Kota Singkawang menempati peringkat ke 42 dari 66 Kota se Indonesia yang 
mengalami inflasi. Sebelumnya, Singkawang menempati urutan ke sepuluh. Hal itu 
disampaikan Suminar, Kepala Badan Pusat Statistik (BPS), dalam konferensi pers 
berita resmi stastik BPS Kota Singkawang, Senin (6/10).

Perubahan peringkat akibat sumbangan inflasi di Kota Singkawang pada September 
2008, yang mencapai angka 0,83 persen. Angka tersebut lebih rendah bila 
dibandingkan laju inflasi pada Agustus 2008, yang mencapai 1,27 persen.

“Dengan inflasi September tersebut, laju inflasi di tahun kalender 
Januari-September 2008, Kota Singkawang sebesar 12, 64 persen. Inflasi year on 
year, September 2007-September 2008 sebesar 15,07 persen,” kata Suminar.

Pada September 2008, kelompok komoditi yang memberikan sumbangan inflasi adalah 
kelompok bahan makanan, sebesar 0,1052 persen. Kelompok makanan jadi, minuman, 
rokok, dan tembakau sebesar 0,0409 persen. Kelompok perumahan, air, listrik, 
gas dan bahan bakar sebesar 0,0652 persen. Sandang sebesar 0,0415 persen. 
Kesehatan sebesar 0,0488 persen. Pendidikan, rekreasi, dan olah raga sebesar 
0,0844 persen. Kelompok transpor, komunikasi, dan jasa keuangan sebesar 0,4385 
persen.

“Dengan adanya tujuh kelompok pengeluaran yang memberikan andil inflasi pada 
bulan September 2008, secara signifikan menyebabkan terjadinya inflasi di Kota 
Singkawang,” kata Suminar.

Sesuai dengan kelompok, kelompok bahan makanan sebesar 0,83 persen. Kelompok 
makanan jadi, minuman, dan rokok sebesar 0,25 persen. Kelompok perumahan, air, 
listrik, gas dan bahan bakar sebesar 0,27 persen. Kelompok sandang 0,82 persen. 
Kelompok kesehatan sebesar 1,08 persen. Kelompok pendidikan, rekreasi, dan olah 
raga sebesar 1,90 persen. Kelompok transpor, komunikasi, dan jasa keuangan 
sebesar 2,58 persen.

Menurut Suminar, berdasarkan pengelompokkan, naiknya indeks harga konsumen 
(IHK) kelompok bahan makanan pada September 2008, sebesar 0,38 persen, 
dikarenakan terjadinya kenaikan harga pada beberapa komoditi.

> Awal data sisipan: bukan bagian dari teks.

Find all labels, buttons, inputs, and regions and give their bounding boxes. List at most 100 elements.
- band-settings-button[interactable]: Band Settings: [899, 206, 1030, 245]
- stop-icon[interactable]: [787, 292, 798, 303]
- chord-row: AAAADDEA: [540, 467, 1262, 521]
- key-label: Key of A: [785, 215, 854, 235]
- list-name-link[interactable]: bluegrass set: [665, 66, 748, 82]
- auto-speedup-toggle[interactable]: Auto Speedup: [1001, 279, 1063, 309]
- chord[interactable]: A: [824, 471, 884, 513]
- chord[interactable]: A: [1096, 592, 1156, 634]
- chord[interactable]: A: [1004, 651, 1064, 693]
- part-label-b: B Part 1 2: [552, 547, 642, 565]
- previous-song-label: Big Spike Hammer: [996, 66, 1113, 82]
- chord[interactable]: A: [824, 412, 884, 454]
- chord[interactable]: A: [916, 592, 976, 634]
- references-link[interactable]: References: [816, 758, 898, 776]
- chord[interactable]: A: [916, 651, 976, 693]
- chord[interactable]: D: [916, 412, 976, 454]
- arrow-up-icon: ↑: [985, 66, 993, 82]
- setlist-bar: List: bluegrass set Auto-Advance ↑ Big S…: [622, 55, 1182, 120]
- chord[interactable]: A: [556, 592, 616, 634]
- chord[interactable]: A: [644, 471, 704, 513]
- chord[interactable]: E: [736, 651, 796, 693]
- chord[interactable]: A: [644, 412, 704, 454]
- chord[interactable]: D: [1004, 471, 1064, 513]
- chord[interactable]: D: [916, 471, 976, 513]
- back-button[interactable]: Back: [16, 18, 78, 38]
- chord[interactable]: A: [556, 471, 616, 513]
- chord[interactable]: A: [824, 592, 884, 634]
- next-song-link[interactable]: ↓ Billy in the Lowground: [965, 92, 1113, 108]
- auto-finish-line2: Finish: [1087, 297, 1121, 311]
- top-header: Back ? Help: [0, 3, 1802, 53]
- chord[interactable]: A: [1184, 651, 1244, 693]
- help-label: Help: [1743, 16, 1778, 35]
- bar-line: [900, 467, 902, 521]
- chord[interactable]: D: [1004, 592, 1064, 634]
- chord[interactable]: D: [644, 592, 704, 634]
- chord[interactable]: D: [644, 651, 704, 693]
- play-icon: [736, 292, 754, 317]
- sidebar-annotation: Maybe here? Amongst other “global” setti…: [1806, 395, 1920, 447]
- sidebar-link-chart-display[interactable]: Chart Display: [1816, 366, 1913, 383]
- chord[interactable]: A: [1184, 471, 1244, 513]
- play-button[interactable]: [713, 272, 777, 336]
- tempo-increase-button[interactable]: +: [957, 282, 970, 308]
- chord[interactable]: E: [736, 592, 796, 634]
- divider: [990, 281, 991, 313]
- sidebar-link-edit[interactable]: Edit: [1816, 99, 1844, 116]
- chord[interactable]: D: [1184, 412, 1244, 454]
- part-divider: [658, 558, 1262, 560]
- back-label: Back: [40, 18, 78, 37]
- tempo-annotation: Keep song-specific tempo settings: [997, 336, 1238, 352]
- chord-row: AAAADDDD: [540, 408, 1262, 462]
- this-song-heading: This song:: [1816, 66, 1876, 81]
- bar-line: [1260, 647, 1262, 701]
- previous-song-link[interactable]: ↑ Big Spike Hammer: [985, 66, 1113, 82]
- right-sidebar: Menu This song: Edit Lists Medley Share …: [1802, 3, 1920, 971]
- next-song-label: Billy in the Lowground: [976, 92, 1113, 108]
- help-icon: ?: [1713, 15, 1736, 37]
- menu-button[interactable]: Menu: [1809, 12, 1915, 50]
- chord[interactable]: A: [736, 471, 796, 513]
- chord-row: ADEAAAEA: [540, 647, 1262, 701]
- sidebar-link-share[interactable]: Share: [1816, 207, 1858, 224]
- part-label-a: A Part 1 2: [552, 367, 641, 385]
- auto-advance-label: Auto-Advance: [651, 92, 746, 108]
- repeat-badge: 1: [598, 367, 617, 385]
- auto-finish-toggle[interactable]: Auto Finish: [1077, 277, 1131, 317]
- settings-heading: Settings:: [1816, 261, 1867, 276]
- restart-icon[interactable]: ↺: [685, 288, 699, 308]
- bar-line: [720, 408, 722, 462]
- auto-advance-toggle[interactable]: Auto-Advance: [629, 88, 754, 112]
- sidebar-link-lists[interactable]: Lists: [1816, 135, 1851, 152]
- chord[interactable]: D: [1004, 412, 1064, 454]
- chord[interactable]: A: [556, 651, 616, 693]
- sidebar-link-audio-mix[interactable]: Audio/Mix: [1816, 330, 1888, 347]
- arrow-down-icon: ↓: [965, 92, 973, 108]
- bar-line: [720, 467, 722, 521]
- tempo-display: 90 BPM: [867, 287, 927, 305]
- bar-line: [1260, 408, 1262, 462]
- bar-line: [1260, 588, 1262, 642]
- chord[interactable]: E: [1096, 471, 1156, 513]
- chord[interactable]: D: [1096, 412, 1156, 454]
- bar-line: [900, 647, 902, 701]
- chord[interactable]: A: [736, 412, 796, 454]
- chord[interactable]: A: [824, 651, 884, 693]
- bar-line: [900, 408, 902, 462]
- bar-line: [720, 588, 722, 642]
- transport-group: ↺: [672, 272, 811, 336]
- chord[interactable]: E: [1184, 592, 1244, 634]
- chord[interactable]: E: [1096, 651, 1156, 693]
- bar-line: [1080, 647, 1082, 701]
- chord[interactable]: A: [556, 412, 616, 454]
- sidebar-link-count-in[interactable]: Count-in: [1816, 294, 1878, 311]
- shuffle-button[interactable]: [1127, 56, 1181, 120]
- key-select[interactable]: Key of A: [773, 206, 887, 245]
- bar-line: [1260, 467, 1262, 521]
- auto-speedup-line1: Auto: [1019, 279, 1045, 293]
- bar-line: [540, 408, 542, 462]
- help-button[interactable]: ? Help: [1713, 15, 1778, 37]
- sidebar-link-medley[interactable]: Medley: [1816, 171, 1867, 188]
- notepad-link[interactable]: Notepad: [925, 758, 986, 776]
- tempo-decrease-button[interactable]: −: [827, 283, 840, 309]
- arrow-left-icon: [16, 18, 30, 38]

Terutama daging 
babi, udang basah, ikan kembung, ikan tongkol, sawi hijau, cabe rawit, dan 
telur ayam ras.

Dari sebelas kelompok yang termasuk dalam kelompok bahan makanan, enam sub 
kelompok mengalami kenaikan indeks. Sementara lima sub kelompok lainnya 
mengalami penurunan. Dari enam sub kelompok yang mengalami kenaikan indeks, 
yang mengalami kenaikan indeks tertinggi, terjadi pada sub kelompok ikan segar 
sebesar 2,90 persen.

Kelompok makanan jadi, minuman, rokok dan tembakau mengalami kenaikan indeks 
sebesar 0,25 persen. Kenaikan itu disebabkan adanya kenaikan sub kelompok 
makanan jadi dan minuman tidak berakohol. Sementara untuk sub pokok tembakau 
dan minuman beralkohol tetap. Komoditi yang memberikan inflasi pada kelompok 
ini antara lain, nasi, mie, serta martabak.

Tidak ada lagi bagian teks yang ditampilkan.